Check your local hardware store, many carry thin washers called bushings or spacers.
Worked for this repair.
yea thanks didn't get to the stores yet, I thought maybe some company manufactured them
We sometimes take the top bushing and run Babbitt around under the top flange, and then lathe it to the size, or thickness you need before you press it in.
It will look like factory, and not a washer under a flange.
Some times we also take a thrust bearing and fit it between the flange and the axle, so it never wears again.
The shim washers are called "machinery bushings" here.
I have to ask though, why are you worrying about it? I know I wouldn't
One thing you do need to be careful about. IF (that big "IF" again) the wear is such that the spindle (pin itself) is loose in the top hole of the axle? It can lead to a potentially disastrous breaking of the king-pin. It all depends on what wore and how badly. If the king-pin seized into the spindle, and steering the car wore the top hole more than the bottom (where the pin threads into) is a BAD combination. The big problem being that the top hole wears off to the inside (due to the weight distribution) and becomes difficult to properly repair without the proper repair tools. I have read about both Stevens (?) (Stevenson?) and K R Wilson (?I think?) axle repair tools. Someone (I hate to say I am not sure who) has remade some of the tooling for these. Hopefully, one of several people much more familiar with this job will chime in with worthwhile information.

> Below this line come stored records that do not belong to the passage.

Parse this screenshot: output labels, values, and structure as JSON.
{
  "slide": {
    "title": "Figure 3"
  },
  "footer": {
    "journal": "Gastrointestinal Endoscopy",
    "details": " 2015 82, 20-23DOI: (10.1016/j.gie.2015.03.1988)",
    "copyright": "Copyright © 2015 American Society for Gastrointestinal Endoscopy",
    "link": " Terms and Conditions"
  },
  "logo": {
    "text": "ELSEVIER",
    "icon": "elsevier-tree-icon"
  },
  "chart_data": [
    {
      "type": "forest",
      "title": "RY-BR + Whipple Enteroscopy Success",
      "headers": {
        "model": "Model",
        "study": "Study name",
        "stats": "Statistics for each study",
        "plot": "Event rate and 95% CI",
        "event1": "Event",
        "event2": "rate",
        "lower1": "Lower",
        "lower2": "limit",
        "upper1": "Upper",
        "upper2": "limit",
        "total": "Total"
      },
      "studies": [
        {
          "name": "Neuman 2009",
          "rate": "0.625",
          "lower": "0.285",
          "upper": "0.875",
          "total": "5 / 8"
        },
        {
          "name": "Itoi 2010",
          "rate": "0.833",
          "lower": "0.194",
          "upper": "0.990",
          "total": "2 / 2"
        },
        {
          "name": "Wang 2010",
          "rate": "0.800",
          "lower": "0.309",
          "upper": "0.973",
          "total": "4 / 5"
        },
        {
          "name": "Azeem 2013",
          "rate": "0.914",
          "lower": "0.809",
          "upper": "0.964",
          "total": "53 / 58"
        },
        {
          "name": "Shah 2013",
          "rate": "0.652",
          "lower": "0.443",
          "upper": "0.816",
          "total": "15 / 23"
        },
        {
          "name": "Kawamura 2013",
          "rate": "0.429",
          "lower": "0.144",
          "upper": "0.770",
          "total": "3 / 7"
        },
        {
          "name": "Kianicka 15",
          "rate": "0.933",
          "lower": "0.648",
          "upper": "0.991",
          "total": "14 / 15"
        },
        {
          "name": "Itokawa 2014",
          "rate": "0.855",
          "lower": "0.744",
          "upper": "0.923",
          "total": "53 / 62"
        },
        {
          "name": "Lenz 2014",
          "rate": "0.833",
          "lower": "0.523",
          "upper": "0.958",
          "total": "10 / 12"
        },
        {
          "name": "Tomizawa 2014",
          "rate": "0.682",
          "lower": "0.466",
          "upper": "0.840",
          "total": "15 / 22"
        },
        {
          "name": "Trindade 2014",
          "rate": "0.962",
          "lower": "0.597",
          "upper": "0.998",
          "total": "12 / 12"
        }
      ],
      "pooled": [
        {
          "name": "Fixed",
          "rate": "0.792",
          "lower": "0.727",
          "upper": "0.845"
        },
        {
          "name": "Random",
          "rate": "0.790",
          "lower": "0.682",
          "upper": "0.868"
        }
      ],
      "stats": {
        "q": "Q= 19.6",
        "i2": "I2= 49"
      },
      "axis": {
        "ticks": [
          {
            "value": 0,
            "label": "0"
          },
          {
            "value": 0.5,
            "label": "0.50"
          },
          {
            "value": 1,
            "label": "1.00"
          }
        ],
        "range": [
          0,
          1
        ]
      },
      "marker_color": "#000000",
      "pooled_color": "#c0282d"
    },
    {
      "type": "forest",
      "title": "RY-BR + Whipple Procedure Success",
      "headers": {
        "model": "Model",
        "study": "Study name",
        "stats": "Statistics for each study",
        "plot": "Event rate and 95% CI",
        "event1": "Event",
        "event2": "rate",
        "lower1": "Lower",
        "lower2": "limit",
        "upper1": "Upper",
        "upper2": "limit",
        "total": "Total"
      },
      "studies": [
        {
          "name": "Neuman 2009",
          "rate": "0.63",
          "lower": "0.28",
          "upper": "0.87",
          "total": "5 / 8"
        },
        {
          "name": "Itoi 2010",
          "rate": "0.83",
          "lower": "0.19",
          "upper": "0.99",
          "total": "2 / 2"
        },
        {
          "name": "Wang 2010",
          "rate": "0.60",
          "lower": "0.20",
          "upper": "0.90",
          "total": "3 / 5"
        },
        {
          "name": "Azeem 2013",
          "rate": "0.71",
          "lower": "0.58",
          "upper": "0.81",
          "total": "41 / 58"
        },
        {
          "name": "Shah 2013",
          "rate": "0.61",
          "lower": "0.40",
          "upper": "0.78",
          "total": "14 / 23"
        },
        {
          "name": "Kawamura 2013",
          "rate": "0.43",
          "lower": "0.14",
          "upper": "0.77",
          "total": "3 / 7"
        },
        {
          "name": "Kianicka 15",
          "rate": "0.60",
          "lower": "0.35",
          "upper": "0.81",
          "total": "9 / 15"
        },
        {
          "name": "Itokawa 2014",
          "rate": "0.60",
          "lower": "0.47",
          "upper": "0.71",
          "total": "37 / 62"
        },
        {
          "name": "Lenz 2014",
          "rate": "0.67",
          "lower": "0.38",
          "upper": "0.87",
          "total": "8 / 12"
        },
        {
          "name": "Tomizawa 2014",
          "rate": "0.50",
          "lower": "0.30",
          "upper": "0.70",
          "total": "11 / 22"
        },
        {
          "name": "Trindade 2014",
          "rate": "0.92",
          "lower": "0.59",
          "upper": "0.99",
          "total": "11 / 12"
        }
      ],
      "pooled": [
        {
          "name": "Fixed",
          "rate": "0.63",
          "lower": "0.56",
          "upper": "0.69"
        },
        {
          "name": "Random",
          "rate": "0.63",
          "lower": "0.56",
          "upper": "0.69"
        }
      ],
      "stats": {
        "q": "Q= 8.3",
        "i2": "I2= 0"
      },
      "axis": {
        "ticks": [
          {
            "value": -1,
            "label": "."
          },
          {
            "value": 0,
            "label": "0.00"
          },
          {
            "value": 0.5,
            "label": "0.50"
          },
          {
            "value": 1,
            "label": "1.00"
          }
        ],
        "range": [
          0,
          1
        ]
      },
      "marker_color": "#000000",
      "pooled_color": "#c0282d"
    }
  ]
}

A very good close friend of mine many years ago broke a king-pin on his Rajo racing car at about 90 mph and had an exciting time pulling the car onto the shoulder of the freeway before getting a ride for his truck and trailer.

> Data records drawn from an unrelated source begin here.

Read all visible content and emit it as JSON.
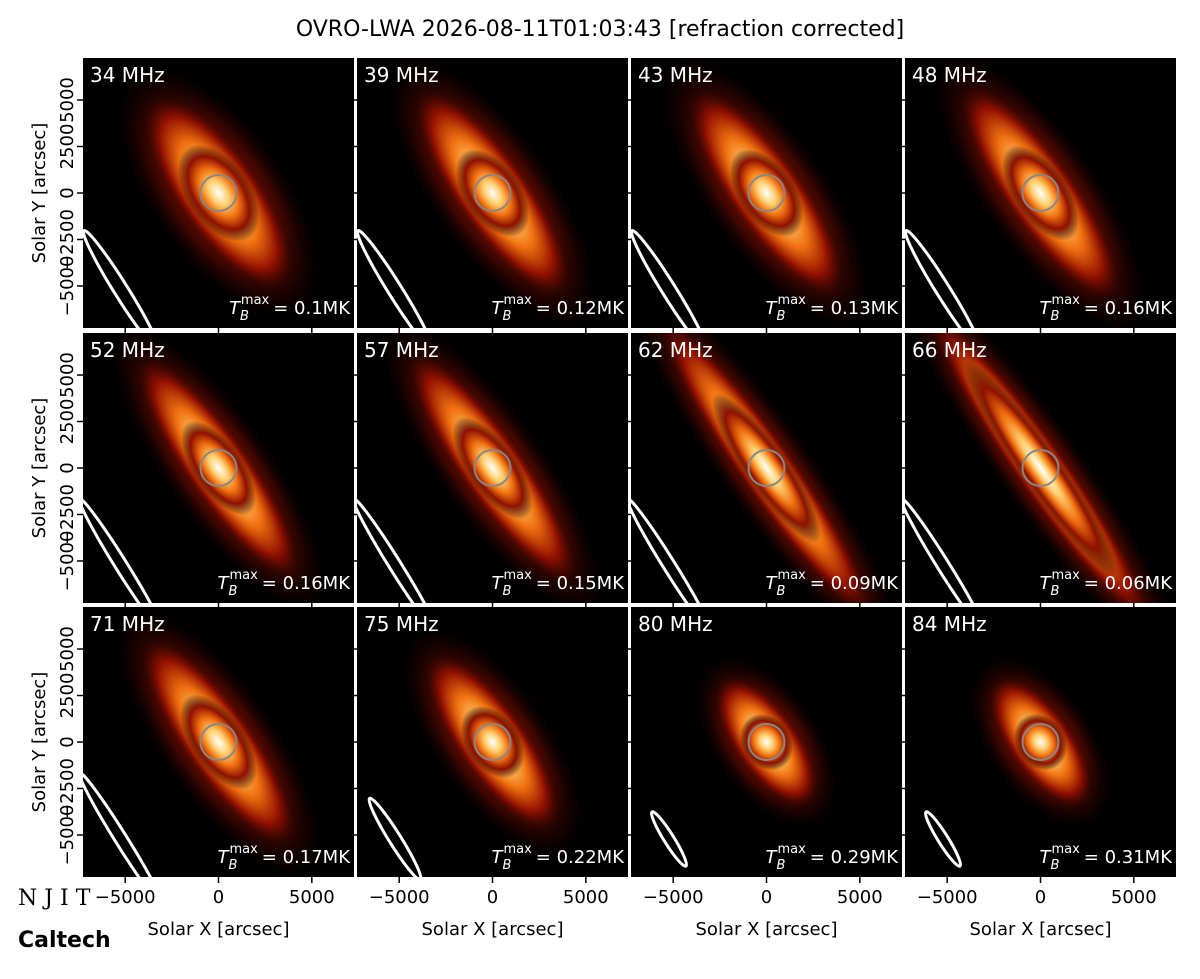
{
  "title": "OVRO-LWA 2026-08-11T01:03:43 [refraction corrected]",
  "xlabel": "Solar X [arcsec]",
  "ylabel": "Solar Y [arcsec]",
  "xlim": [
    -7260,
    7260
  ],
  "ylim": [
    -7260,
    7260
  ],
  "xticks": [
    {
      "value": -5000,
      "label": "−5000"
    },
    0,
    5000
  ],
  "yticks": [
    {
      "value": -5000,
      "label": "−5000"
    },
    {
      "value": -2500,
      "label": "−2500"
    },
    0,
    2500,
    5000
  ],
  "logos": [
    "N J I T",
    "Caltech"
  ],
  "chart_data": [
    {
      "type": "image",
      "title": "34 MHz",
      "annotation": {
        "symbol": "T",
        "subscript": "B",
        "superscript": "max",
        "text": "= 0.1MK"
      }
    },
    {
      "type": "image",
      "title": "39 MHz",
      "annotation": {
        "symbol": "T",
        "subscript": "B",
        "superscript": "max",
        "text": "= 0.12MK"
      }
    },
    {
      "type": "image",
      "title": "43 MHz",
      "annotation": {
        "symbol": "T",
        "subscript": "B",
        "superscript": "max",
        "text": "= 0.13MK"
      }
    },
    {
      "type": "image",
      "title": "48 MHz",
      "annotation": {
        "symbol": "T",
        "subscript": "B",
        "superscript": "max",
        "text": "= 0.16MK"
      }
    },
    {
      "type": "image",
      "title": "52 MHz",
      "annotation": {
        "symbol": "T",
        "subscript": "B",
        "superscript": "max",
        "text": "= 0.16MK"
      }
    },
    {
      "type": "image",
      "title": "57 MHz",
      "annotation": {
        "symbol": "T",
        "subscript": "B",
        "superscript": "max",
        "text": "= 0.15MK"
      }
    },
    {
      "type": "image",
      "title": "62 MHz",
      "annotation": {
        "symbol": "T",
        "subscript": "B",
        "superscript": "max",
        "text": "= 0.09MK"
      }
    },
    {
      "type": "image",
      "title": "66 MHz",
      "annotation": {
        "symbol": "T",
        "subscript": "B",
        "superscript": "max",
        "text": "= 0.06MK"
      }
    },
    {
      "type": "image",
      "title": "71 MHz",
      "annotation": {
        "symbol": "T",
        "subscript": "B",
        "superscript": "max",
        "text": "= 0.17MK"
      }
    },
    {
      "type": "image",
      "title": "75 MHz",
      "annotation": {
        "symbol": "T",
        "subscript": "B",
        "superscript": "max",
        "text": "= 0.22MK"
      }
    },
    {
      "type": "image",
      "title": "80 MHz",
      "annotation": {
        "symbol": "T",
        "subscript": "B",
        "superscript": "max",
        "text": "= 0.29MK"
      }
    },
    {
      "type": "image",
      "title": "84 MHz",
      "annotation": {
        "symbol": "T",
        "subscript": "B",
        "superscript": "max",
        "text": "= 0.31MK"
      }
    }
  ]
}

It was later determined the king-pin broke because the axle was loose in the top, and tight in the threads (just how it had managed to wear) and the stress on the new king-ping caused it to break at the top of the threads on the bottom end. It twisted the axle, and laid the wheel back somewhat causing it to steer very badly. If the king-pin had gone ahead and broken also at the top (instead of twisting the axle) the wheel probably would have dropped out and he likely would have been killed at that speed.
I often say a prayer of thanks that he was not hurt that time (or a few others), as he is one of the best friends I have ever had.
Do drive carefully, and enjoy, W2
Les I constantly here about the model T shimmy problem so I'm trying to get the front end as tight as possible. .030 is substantial, why not put a shim in???
Sure, I also got a 0.030 play between the axle and the spindle when I built the front axle on my primitive pickup. Fortunately I found a couple of fitting aluminum washers in my stash and put them on the underside where the axial forces aren't as high. Tightened the spindle bolts until there was just a little drag when turning the spindles.
When I first backed up with the pickup I thought it was much steadier than other T's, but now after some 1400 miles it has loosened up some and the steering is as squirrely in reverse as any T, though no shimmy when going forward, and that's most important ;)
I think Jack Putnam has some of those tools.
It's not important to remove that clearance. It'll never be a problem. Especially only .030".
I see your additional post above. Clamping down on the axle yokes to make drag on the spindle is a poor way to eliminate shimmy. Especially since any gap there is not the cause of shimmy in the first place. It's a band-aide fix. After just a little bit of wear, the drag will go away and your shimmy will return. The main cause of shimmy is play, or lost motion, in one or more of the components of your steering linkage.